Riparte da una nuova sezione della corte d’assise d’appello il processo per la morte di Salvatore Cordì, il boss di Locri freddato il 31 maggio 2005 a Siderno, che vede come unico imputato Michele Curciarello. Oggi il pg Adriana Fimiani ha chiesto l’acquisizione dei documenti del procedimento “Lettera morta”, dal quale ha preso le mosse il processo per l’omicidio dell’imprenditore sidernese Gianluca Congiusta – ucciso una settimana prima di Cordì -, con lo scopo di confermare le dichiarazioni del testimone di giustizia Domenico Oppedisano e dei collaboratori Domenico Novella e Bruno Piccolo – morto suicida -, nonché l’audizione di due testi di polizia giudiziaria per confermare gli orari di una perquisizione a casa Curciarello.

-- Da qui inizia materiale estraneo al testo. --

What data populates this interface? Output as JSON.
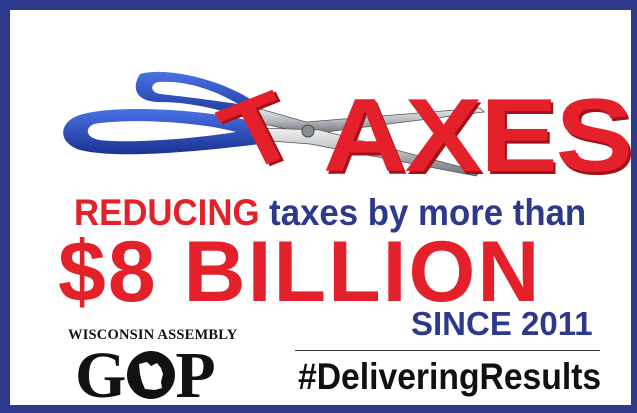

Richieste alle quali la difesa, rappresentata dagli avvocati Cosimo Albanese e Salvatore Staiano, si è opposta, «poiché non utili ai fini della decisione, in particolare la prima», ha commentato Albanese. Sulle richieste la corte scioglierà la riserva nel corso dell’udienza del 9 novembre. Curciarello è tornato in libertà proprio il 9 novembre del 2015, dopo l’annullamento con rinvio della condanna all’ergastolo disposto lo scorso 7 ottobre dalla Cassazione. I giudici della corte d’assise d’appello di Reggio Calabria hanno infatti accolto l’istanza presentata dai difensori di Curciarello e così hanno ordinato la scarcerazione dell’uomo per decorrenza dei termini di fase. Per lui, da quella data, è rimasto solo l’obbligo di firma. La Cassazione, ad ottobre scorso, ha invece assolto definitivamente gli altri tre imputati, ossia Antonio Martino, Antonio Panetta e Domenico Zucco.

Un agguato orribile quello che ha lasciato il boss Salvatore Cordì riverso per terra in via Cesare Battisti con una pallottola in faccia. Michele Curciarello per due gradi di giudizio è stato condannato come colui che sparò al capobastone; colui che il pomeriggio del 31 maggio del 2005, dopo essere arrivato a Siderno a bordo di una moto, indirizzò due colpi di fucile verso lo storico boss. Uno andò a vuoto, mentre il secondo colpì in testa Cordì che si accasciò sui gradini di un esercizio commerciale.

Dopo alcune ore, “u cinesi” morì all’ospedale di Locri e così, secondo la Dda, la cosca rivale, quella dei Cataldo, vendicava la morte di Giuseppe Cataldo, classe 1969, avvenuta il 15 febbraio dello stesso anno. Inoltre Curciarello avrebbe avuto anche un movente personale, perché uccidendo Cordì avrebbe rivendicato l’omicidio del cognato Pietro Caccamo, a sua volte fratellastro di Giuseppe Cataldo, ucciso secondo la ‘ndrina sempre dagli storici avversari. Quel delitto era l’ultimo capitolo di una sanguinosa faida iniziata nel 1967, a piazza mercato, a Locri, tra le cosche opposte dei Cordì e dei Cataldo.

Secondo due gradi di giudizio sarebbe stato Antonio Cataldo, alias “Papuzzella”, a ordinare l’omicidio per vendicare il suo morto ammazzato. Ma dopo un annullamento con rinvio in Cassazione, a marzo del 2013, “Papuzzella” venne assolto: non fu lui ad ordinare quell’omicidio, dicono i giudici, giudizio confermato anche dalla Cassazione. Una storia senza un finale, che secondo il collaboratore di giustizia Domenico Oppedisano, fratellastro di Salvatore Cordì, è finita invece con una pax mafiosa. I clan, ora, penserebbero solo a far soldi: «I Cataldo e i Cordì hanno siglato la pace – aveva affermato davanti ai magistrati – e si sono divisi il territorio». Ora c’è da capire se sia stato o meno Curciarello a sparare. Le motivazioni con le quali i giudici della Suprema corte hanno rispedito indietro gli atti parlano chiaro: «l’esistenza della faida e di un credibile movente – si legge nelle carte – non sono sufficienti a provare l’esecuzione del reato da parte di Curciarello Michele perché, come già affermato da questa corte nella sentenza sezione 1, sentenza numero 20531 del 2012, emessa sul ricorso di Cataldo Antonio, le dichiarazioni accusatorie sono dichiarazioni de relato caratterizzate da incertezza, quanto alla fonte e al contenuto che le rende di rilievo probatorio debole sotto il profilo dell’affidabilità. Le stesse infatti non fanno riferimento a fatti e circostanze direttamente percepite dagli informatori dei due collaboratori ovvero notizie apprese nell’ambito del sodalizio Cataldo ma esprimono quello che è il convincimento del gruppo colpito».